Apart from the very evident effect of dropping the impedance to 600Ω on the old SM57, I'm not personally convinced that any of the subtle differences that I heard from increasing or decreasing the impedance with my studio microphones would actually carry over into a full mix. I certainly don't recall ever feeling in the past that there was any inadequacy in my own mic pre that would have been cured by the availability of higher or lower input impedance settings.
To my ears, there's a musicality in the sound of high-end valve equipment that just doesn't seem to exist in more mundane gear. There's a warmth, a richness and an effortless sense of space in good valve units that I don't find elsewhere, and the MP2A is no exception to that rule. If you want to experience valve performance at the highest level in a microphone preamplifier, then the Tube-Tech MP2A is one of the best ways that I can think of to do that.
Unfortunately, even with the advent of relatively low-cost Far Eastern manufacturing, valve equipment that's capable of this level of performance remains expensive.

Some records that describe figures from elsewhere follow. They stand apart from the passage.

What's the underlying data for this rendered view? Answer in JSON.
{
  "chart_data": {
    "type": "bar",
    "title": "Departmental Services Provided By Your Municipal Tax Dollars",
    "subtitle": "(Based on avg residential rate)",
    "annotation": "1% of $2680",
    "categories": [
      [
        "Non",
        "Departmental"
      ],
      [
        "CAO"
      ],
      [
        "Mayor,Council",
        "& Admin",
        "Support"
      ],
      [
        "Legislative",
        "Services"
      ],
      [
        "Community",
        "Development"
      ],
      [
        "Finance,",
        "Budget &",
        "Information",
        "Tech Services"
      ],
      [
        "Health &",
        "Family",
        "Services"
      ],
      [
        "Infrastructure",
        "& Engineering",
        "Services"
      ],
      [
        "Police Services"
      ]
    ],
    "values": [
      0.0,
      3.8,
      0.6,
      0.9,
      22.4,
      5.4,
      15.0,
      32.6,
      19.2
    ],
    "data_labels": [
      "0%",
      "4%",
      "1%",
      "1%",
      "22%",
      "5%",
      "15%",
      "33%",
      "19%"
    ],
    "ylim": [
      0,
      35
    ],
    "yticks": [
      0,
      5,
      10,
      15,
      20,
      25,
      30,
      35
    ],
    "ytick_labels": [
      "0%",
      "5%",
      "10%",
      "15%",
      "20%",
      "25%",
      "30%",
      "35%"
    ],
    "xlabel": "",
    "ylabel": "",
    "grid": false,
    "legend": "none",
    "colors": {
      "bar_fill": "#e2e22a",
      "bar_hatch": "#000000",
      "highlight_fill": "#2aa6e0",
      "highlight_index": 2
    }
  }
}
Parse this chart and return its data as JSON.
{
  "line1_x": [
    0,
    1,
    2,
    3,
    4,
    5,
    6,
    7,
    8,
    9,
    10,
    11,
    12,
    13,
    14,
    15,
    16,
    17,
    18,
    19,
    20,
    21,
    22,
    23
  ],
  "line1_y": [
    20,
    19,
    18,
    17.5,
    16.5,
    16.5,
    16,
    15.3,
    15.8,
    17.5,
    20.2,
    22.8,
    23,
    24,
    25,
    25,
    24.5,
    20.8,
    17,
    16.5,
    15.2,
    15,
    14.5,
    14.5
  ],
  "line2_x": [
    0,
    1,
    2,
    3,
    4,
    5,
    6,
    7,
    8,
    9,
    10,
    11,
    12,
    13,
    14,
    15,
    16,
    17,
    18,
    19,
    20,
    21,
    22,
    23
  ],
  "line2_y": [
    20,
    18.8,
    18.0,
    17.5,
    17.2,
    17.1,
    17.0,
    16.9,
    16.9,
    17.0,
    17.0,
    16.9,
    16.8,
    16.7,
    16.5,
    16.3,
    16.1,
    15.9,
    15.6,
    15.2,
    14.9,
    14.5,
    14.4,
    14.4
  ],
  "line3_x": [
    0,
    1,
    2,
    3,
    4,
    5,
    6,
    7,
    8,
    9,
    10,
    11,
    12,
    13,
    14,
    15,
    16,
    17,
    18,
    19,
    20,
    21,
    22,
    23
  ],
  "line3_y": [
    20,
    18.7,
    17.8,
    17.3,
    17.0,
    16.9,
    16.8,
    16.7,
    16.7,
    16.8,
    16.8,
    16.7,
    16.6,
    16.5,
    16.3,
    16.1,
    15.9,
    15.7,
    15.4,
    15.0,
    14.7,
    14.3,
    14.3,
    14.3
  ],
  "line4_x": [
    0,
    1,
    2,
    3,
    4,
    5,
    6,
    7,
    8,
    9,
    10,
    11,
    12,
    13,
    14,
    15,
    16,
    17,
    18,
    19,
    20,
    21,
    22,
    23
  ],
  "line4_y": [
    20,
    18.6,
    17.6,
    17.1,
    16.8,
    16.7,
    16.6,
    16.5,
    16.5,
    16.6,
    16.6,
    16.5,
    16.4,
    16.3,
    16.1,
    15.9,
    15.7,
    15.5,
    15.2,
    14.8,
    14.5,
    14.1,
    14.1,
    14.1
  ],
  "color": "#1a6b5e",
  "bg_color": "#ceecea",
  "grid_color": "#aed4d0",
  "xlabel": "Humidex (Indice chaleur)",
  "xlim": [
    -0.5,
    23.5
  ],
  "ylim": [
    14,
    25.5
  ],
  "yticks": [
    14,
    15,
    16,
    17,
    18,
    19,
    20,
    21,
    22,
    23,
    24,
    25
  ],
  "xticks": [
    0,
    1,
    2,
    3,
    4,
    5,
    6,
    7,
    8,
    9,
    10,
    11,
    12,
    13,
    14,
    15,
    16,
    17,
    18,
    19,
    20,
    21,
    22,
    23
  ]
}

As I said at the outset, companies like Lydkraft, who are committed to quality and not focused on price, are few and far between these days. We should be forever grateful that they, and a few companies like them, continue to pursue that particular strategy. Being able to justify the expenditure required to put a Tube-Tech MP2A dual microphone preamplifier into your studio is not going to be the easiest of tasks for the majority of us — but if you can, you really should!
Although there isn't anything quite like the MP2A, there are plenty of high-quality preamps to try, and valve models are made by manufacturers including Manley, LaChapell, Millenia, Pendulum, DW Fearn, Gyraf, Knif and Thermionic Culture.
Impedance: Microphone Input 600Ω/1.2kΩ/2.4kΩ; DI input >1MΩ; Output <60Ω.
Frequency Response: 5Hz to 60kHz at -3dB points.
Maximum Output: +26dBU
Maximum Input (Pad Engaged): +26dBU
Gain: Mic Input -10 to +70 dB; DI Input 0-60dB.
Noise: (22Hz-22kHz): less than -82dBU at +20dB gain; less than -60dBU at +60dB gain.
Valves: 1 x ECC82 (12AU7) and 2 x ECC83 (12AX7) per channel.
Dimensions (WHD): 483 x 88 x 165 mm.
Weight: 4.3kg (9.5lbs).
Power requirements: 115V/230V, 30-45W
- Superbly musical.
- Warm, rich, open and detailed sound.
- Beautifully engineered and built.
- Minimal metering.
- It's a bit on the pricey side.
The MP2A is a top-tier piece of audio hardware, which sounds superb. Its valve-based design is capable of producing stunning results in close-miked studio situations in particular, and its high level of performance generally means it will always carry a stiff price tag. Fortunately that means that it should retain much of its value after you've bought it!